The tomatoes are doing really good too. I continued my practice of taking a 5′ x 20′ cattle fence panel and cutting them into 3′ x 5′ smaller panels. I use these smaller panels and fasten them into a zig zag patter with t posts. I was able to fit those 100 tomato plants into a 4′ x 40′ terrace. As the tomatoes grow I push the tops through the panel openings such that they grow back and forth upwards through the panel squares and I do not have to tie the plants up to support them. They are supported by the panel fence. The fence also makes a good perch for birds who swoop down to eat the garden pests. I have had some problems with tomato horn worms. I do not use poison, so I check daily and pull the horn worms off and kill them. Some of my tomatoes have reached ~8′ tall as well and are still growing. I did fertilize with organic fertilizer that has lower nitrogen, higher phosphorus & potassium that will tend to help set larger fruits & not just grow vines. I guess the soil had a sufficient enough decomposed matter to provide the extra nitrogen leading to the tall vine growth.

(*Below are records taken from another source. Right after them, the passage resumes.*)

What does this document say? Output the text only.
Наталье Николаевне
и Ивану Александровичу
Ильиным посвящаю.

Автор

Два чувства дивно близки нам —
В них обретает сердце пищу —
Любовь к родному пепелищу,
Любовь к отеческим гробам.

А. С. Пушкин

If you like cucumbers, they do really good by growing on the fence panel fence. I did that last year and the cucumbers look great. They just hang down from the fence panels and no pest eat on them. Any of the cucumbers that set on the ground were eaten on by slugs and pill bugs. I have a theory that melons can be grown on a full length fence panel that is bent over to resemble a covered wagon frame. The vines can grow like it is a trellis and the fruits can hang down underneath to make picking really easy, though larger fruits may need to be supported though.

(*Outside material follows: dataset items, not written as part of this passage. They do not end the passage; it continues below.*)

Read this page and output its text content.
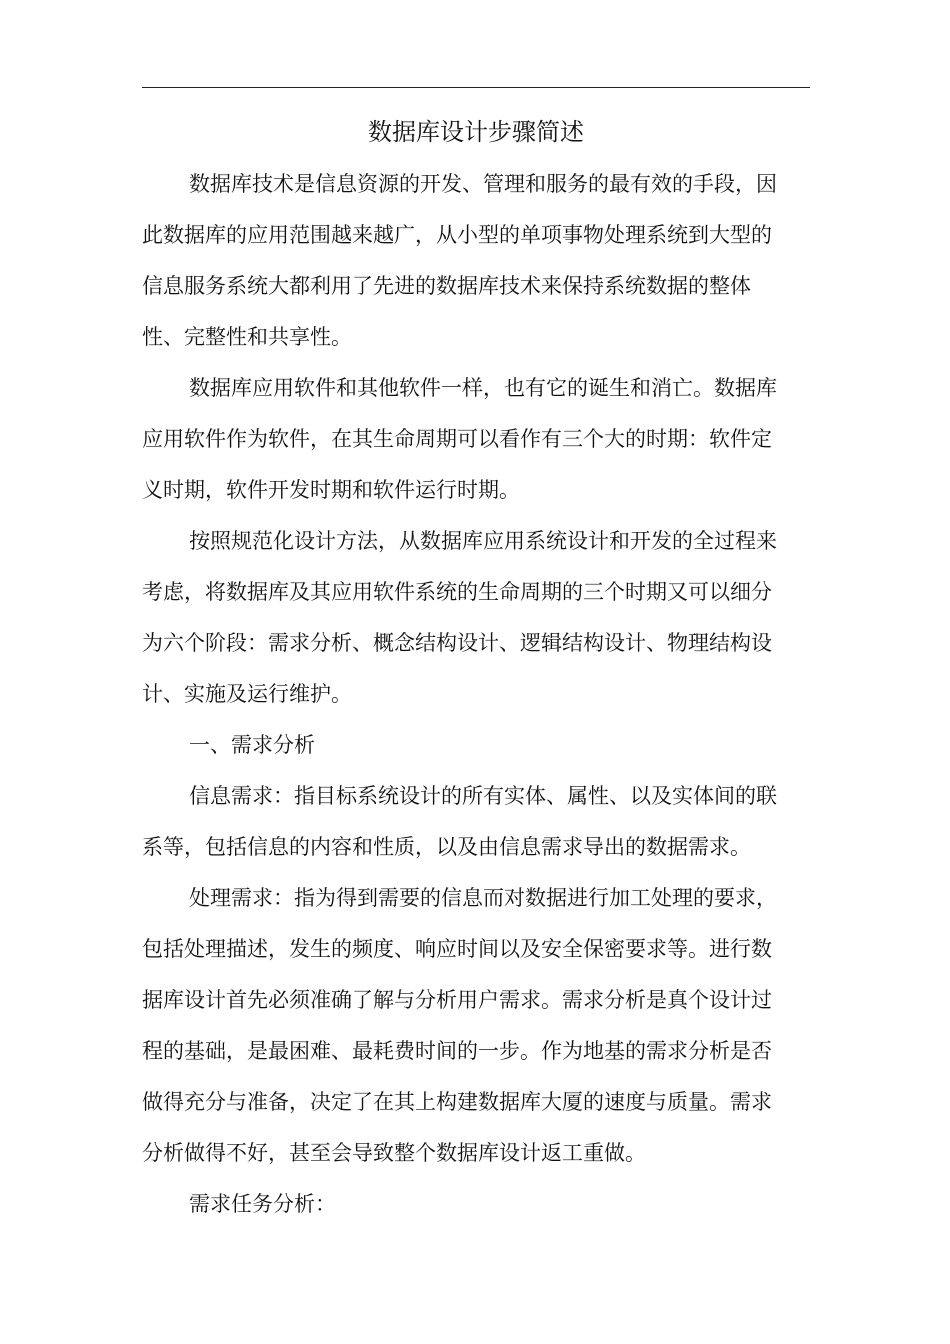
数据库设计步骤简述

数据库技术是信息资源的开发、管理和服务的最有效的手段，因
此数据库的应用范围越来越广，从小型的单项事物处理系统到大型的
信息服务系统大都利用了先进的数据库技术来保持系统数据的整体
性、完整性和共享性。

数据库应用软件和其他软件一样，也有它的诞生和消亡。数据库
应用软件作为软件，在其生命周期可以看作有三个大的时期：软件定
义时期，软件开发时期和软件运行时期。

按照规范化设计方法，从数据库应用系统设计和开发的全过程来
考虑，将数据库及其应用软件系统的生命周期的三个时期又可以细分
为六个阶段：需求分析、概念结构设计、逻辑结构设计、物理结构设
计、实施及运行维护。

一、需求分析

信息需求：指目标系统设计的所有实体、属性、以及实体间的联
系等，包括信息的内容和性质，以及由信息需求导出的数据需求。

处理需求：指为得到需要的信息而对数据进行加工处理的要求，
包括处理描述，发生的频度、响应时间以及安全保密要求等。进行数
据库设计首先必须准确了解与分析用户需求。需求分析是真个设计过
程的基础，是最困难、最耗费时间的一步。作为地基的需求分析是否
做得充分与准备，决定了在其上构建数据库大厦的速度与质量。需求
分析做得不好，甚至会导致整个数据库设计返工重做。

需求任务分析：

If you wanted to experiment with a panel lattice, I think that one could be constructed from river cane. It would take a little work, but really could work well.
I recently planted some butternut & acorn squash at the bases of my tomatoes. I want to see how they do.
I think that I will also start my corn in seed trays like you did this next year as well. I plan on making more terraces too.
Along with the garden plants, I got some tree seedlings. I bought some native plum, Paw Paws, Douglas Fir, Coastal Redwoods & Sierra Redwoods. I put them all in 3 gallons HDPE pots. My father-in-law had a tree nursery in NE AR and he is in the process of selling out his business and he has been bringing me all kinds of nursery items like those HDPE pots, rolls of irrigation line, irrigation controllers, sprinklers, grafting knives and a bunch more stuff. It’s like some sort of boundless Christmas every time he comes down to visit.
The plums, Paw Paws & coastal Redwoods are doing the best. The coastal Redwoods have grown ~ 2′ since being transplanted from bare root in late January. It is staggering how fast they grow. No wonder that they are the fasting growing tree on the planet. I look forward to planting these trees in the ground in November.